Abstract
Change-Point Detection with Feature Selection in High-Dimensional Time-Series Data / 1827
Makoto Yamada, Akisato Kimura, Futoshi Naya, Hiroshi Sawada
Change-point detection is the problem of finding abrupt changes in time-series, and it is attracting a lot of attention in the artificial intelligence and data mining communities. In this paper, we present a supervised learning based change-point detection approach in which we use the separability of past and future data at time t (they are labeled as +1 and -1) as plausibility of change-points. Based on this framework, we propose a detection measure called the additive Hilbert-Schmidt Independence Criterion (aHSIC), which is defined as the weighted sum of the HSIC scores between features and its corresponding binary labels. Here, the HSIC is a kernel-based independence measure. A novel aspect of the aHSIC score is that it can incorporate feature selection during its detection measure estimation.
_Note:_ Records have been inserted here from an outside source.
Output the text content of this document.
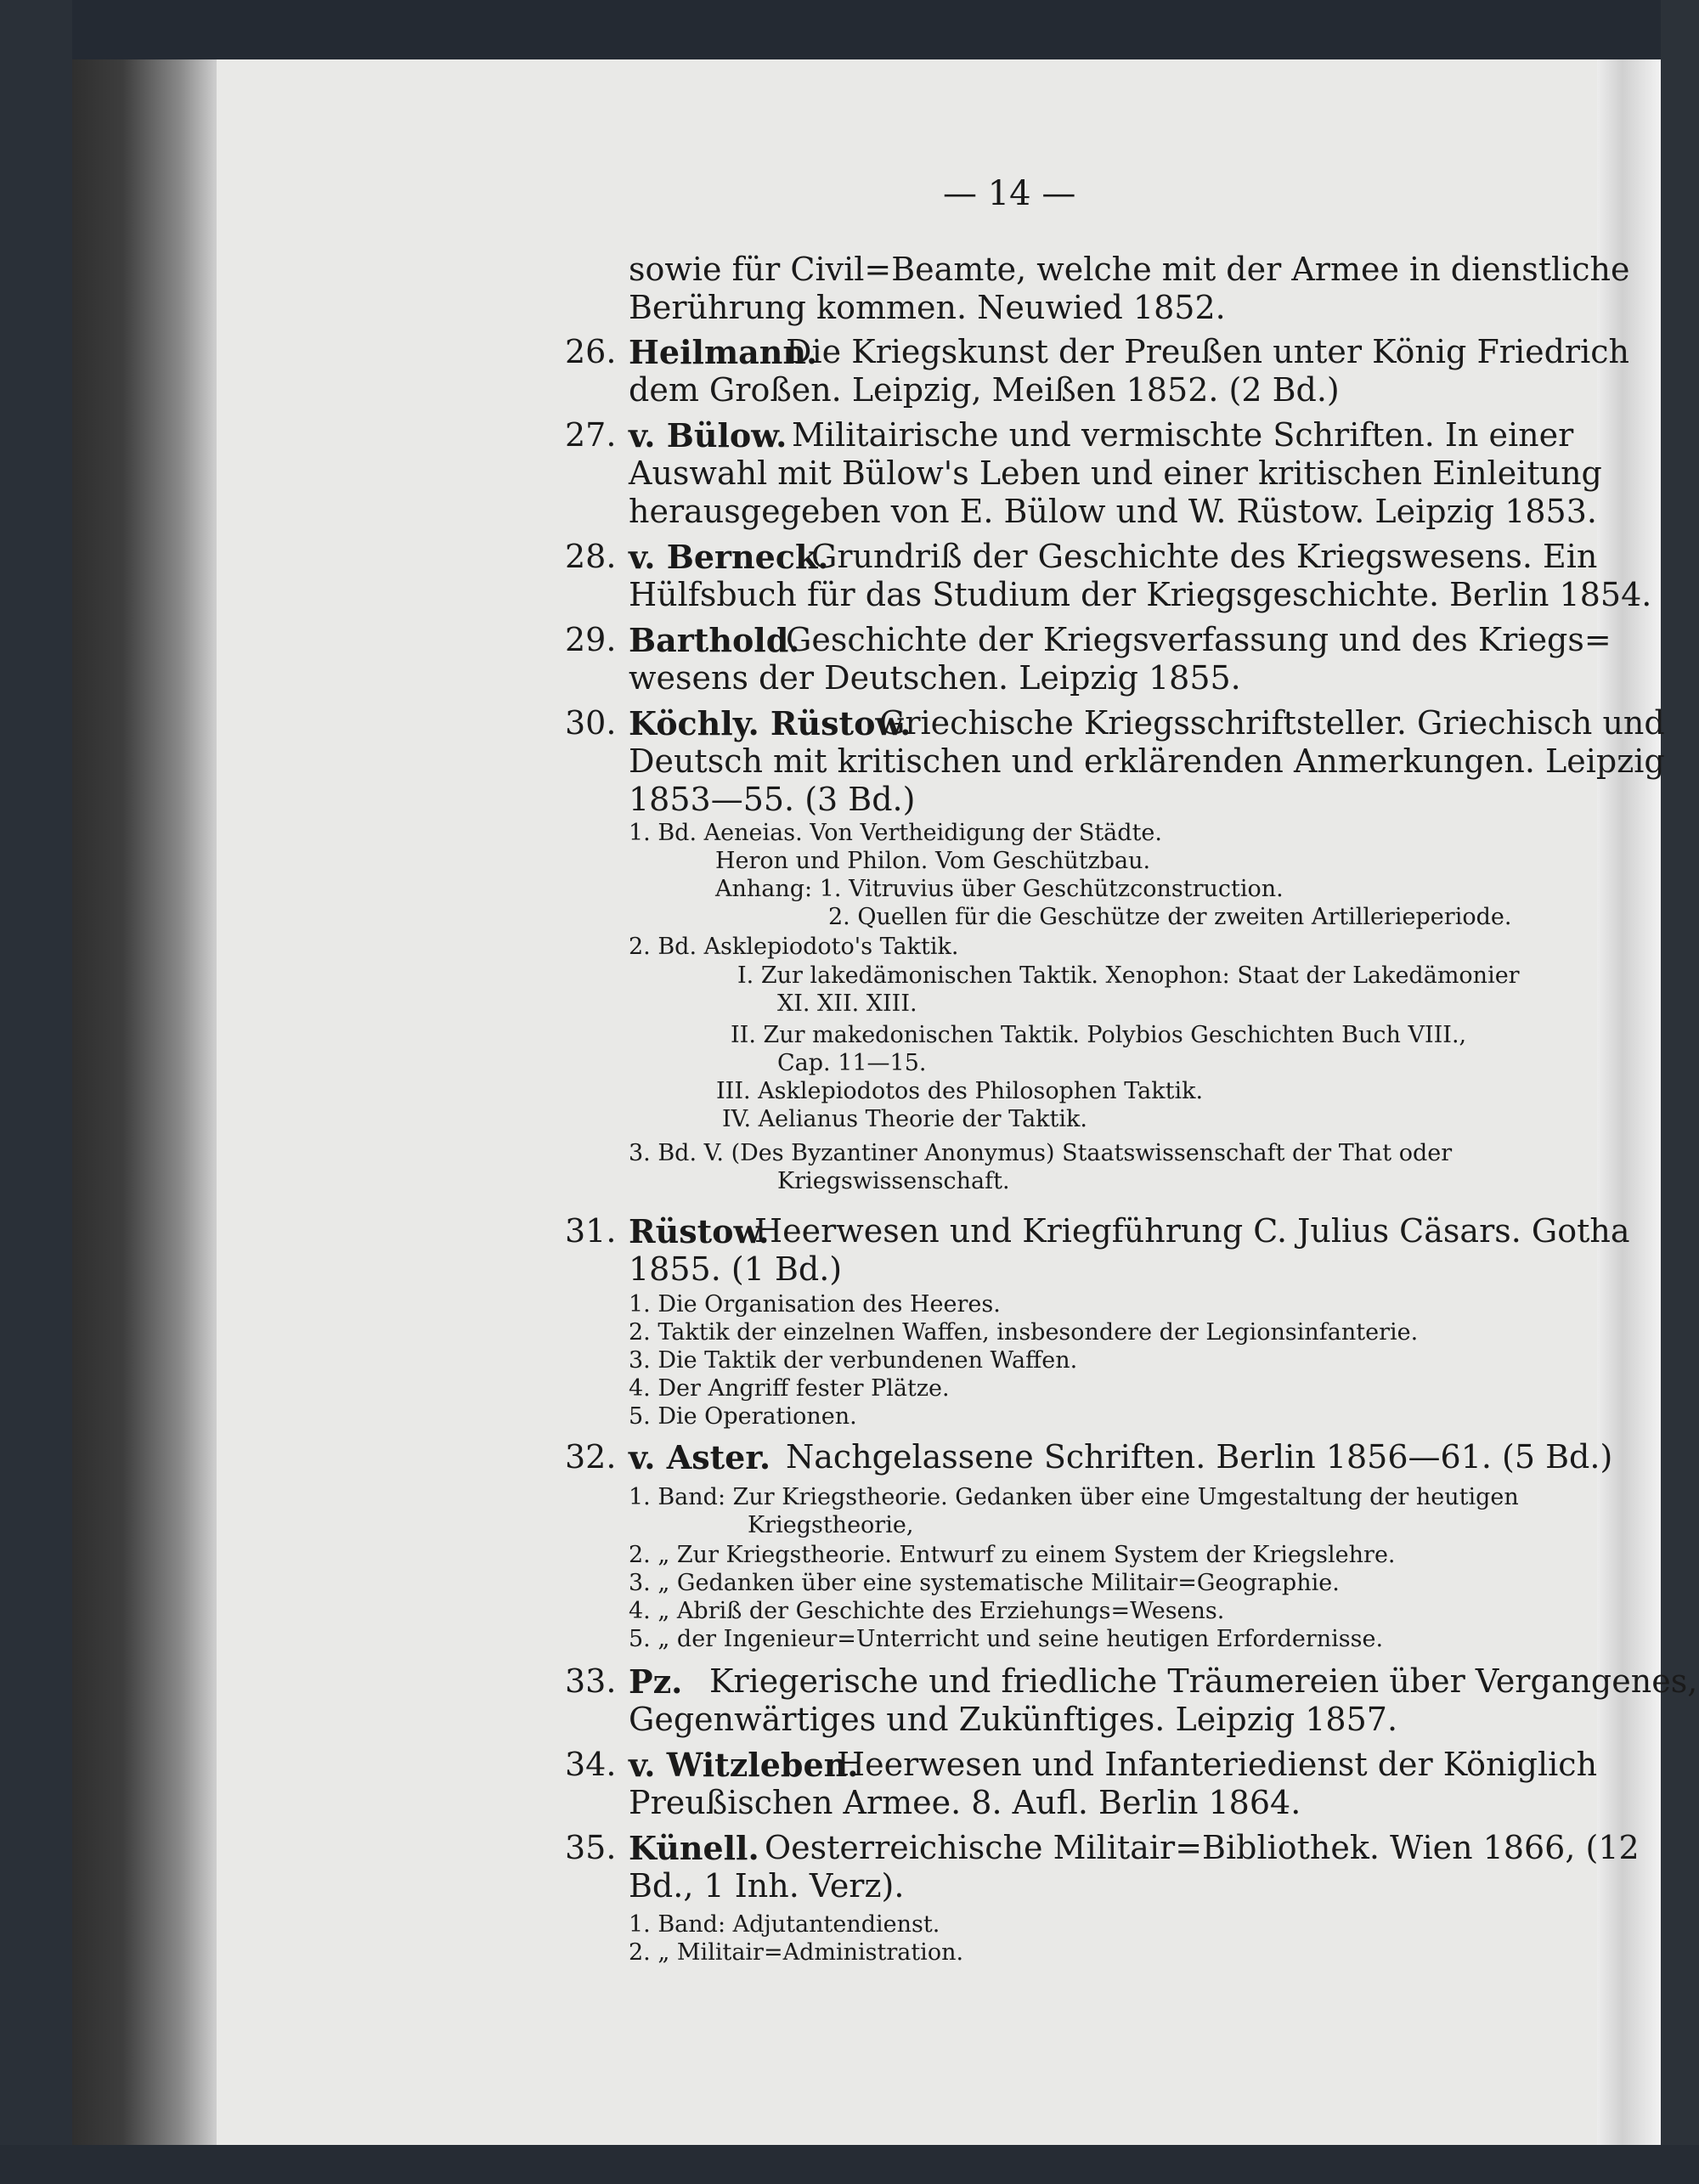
— 14 —
sowie für Civil=Beamte, welche mit der Armee in dienstliche
Berührung kommen. Neuwied 1852.
26. Heilmann.
Die Kriegskunst der Preußen unter König Friedrich
dem Großen. Leipzig, Meißen 1852. (2 Bd.)
27. v. Bülow. Militairische und vermischte Schriften. In einer
Auswahl mit Bülow's Leben und einer kritischen Einleitung
herausgegeben von E. Bülow und W. Rüstow. Leipzig 1853.
28. v. Berneck.
Grundriß der Geschichte des Kriegswesens. Ein
Hülfsbuch für das Studium der Kriegsgeschichte. Berlin 1854.
29. Barthold.
Geschichte der Kriegsverfassung und des Kriegs=
wesens der Deutschen. Leipzig 1855.
30. Köchly. Rüstow.
Griechische Kriegsschriftsteller. Griechisch und
Deutsch mit kritischen und erklärenden Anmerkungen. Leipzig
1853—55. (3 Bd.)
1. Bd. Aeneias. Von Vertheidigung der Städte.
Heron und Philon. Vom Geschützbau.
Anhang: 1. Vitruvius über Geschützconstruction.
2. Quellen für die Geschütze der zweiten Artillerieperiode.
2. Bd. Asklepiodoto's Taktik.
I. Zur lakedämonischen Taktik. Xenophon: Staat der Lakedämonier
XI. XII. XIII.
II. Zur makedonischen Taktik. Polybios Geschichten Buch VIII.,
Cap. 11—15.
III. Asklepiodotos des Philosophen Taktik.
IV. Aelianus Theorie der Taktik.
3. Bd. V. (Des Byzantiner Anonymus) Staatswissenschaft der That oder
Kriegswissenschaft.
31. Rüstow.
Heerwesen und Kriegführung C. Julius Cäsars. Gotha
1855. (1 Bd.)
1. Die Organisation des Heeres.
2. Taktik der einzelnen Waffen, insbesondere der Legionsinfanterie.
3. Die Taktik der verbundenen Waffen.
4. Der Angriff fester Plätze.
5. Die Operationen.
32. v. Aster. Nachgelassene Schriften. Berlin 1856—61. (5 Bd.)
1. Band: Zur Kriegstheorie. Gedanken über eine Umgestaltung der heutigen
Kriegstheorie,
2. „ Zur Kriegstheorie. Entwurf zu einem System der Kriegslehre.
3. „ Gedanken über eine systematische Militair=Geographie.
4. „ Abriß der Geschichte des Erziehungs=Wesens.
5. „ der Ingenieur=Unterricht und seine heutigen Erfordernisse.
33. Pz. Kriegerische und friedliche Träumereien über Vergangenes,
Gegenwärtiges und Zukünftiges. Leipzig 1857.
34. v. Witzleben.
Heerwesen und Infanteriedienst der Königlich
Preußischen Armee. 8. Aufl. Berlin 1864.
35. Künell. Oesterreichische Militair=Bibliothek. Wien 1866, (12
Bd., 1 Inh. Verz).
1. Band: Adjutantendienst.
2. „ Militair=Administration.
More specifically, we first select features that are responsible for an abrupt change by using a supervised approach, and then compute the aHSIC score by employing the selected features. Thus, compared with traditional detection measures, our approach tends to be robust as regards noise features, and so the aHSIC is suitable for a use with high-dimensional time-series change-point detection problems. We demonstrate that the proposed change-point detection method is promising through extensive experiments on synthetic data sets and a real-world human activity data set.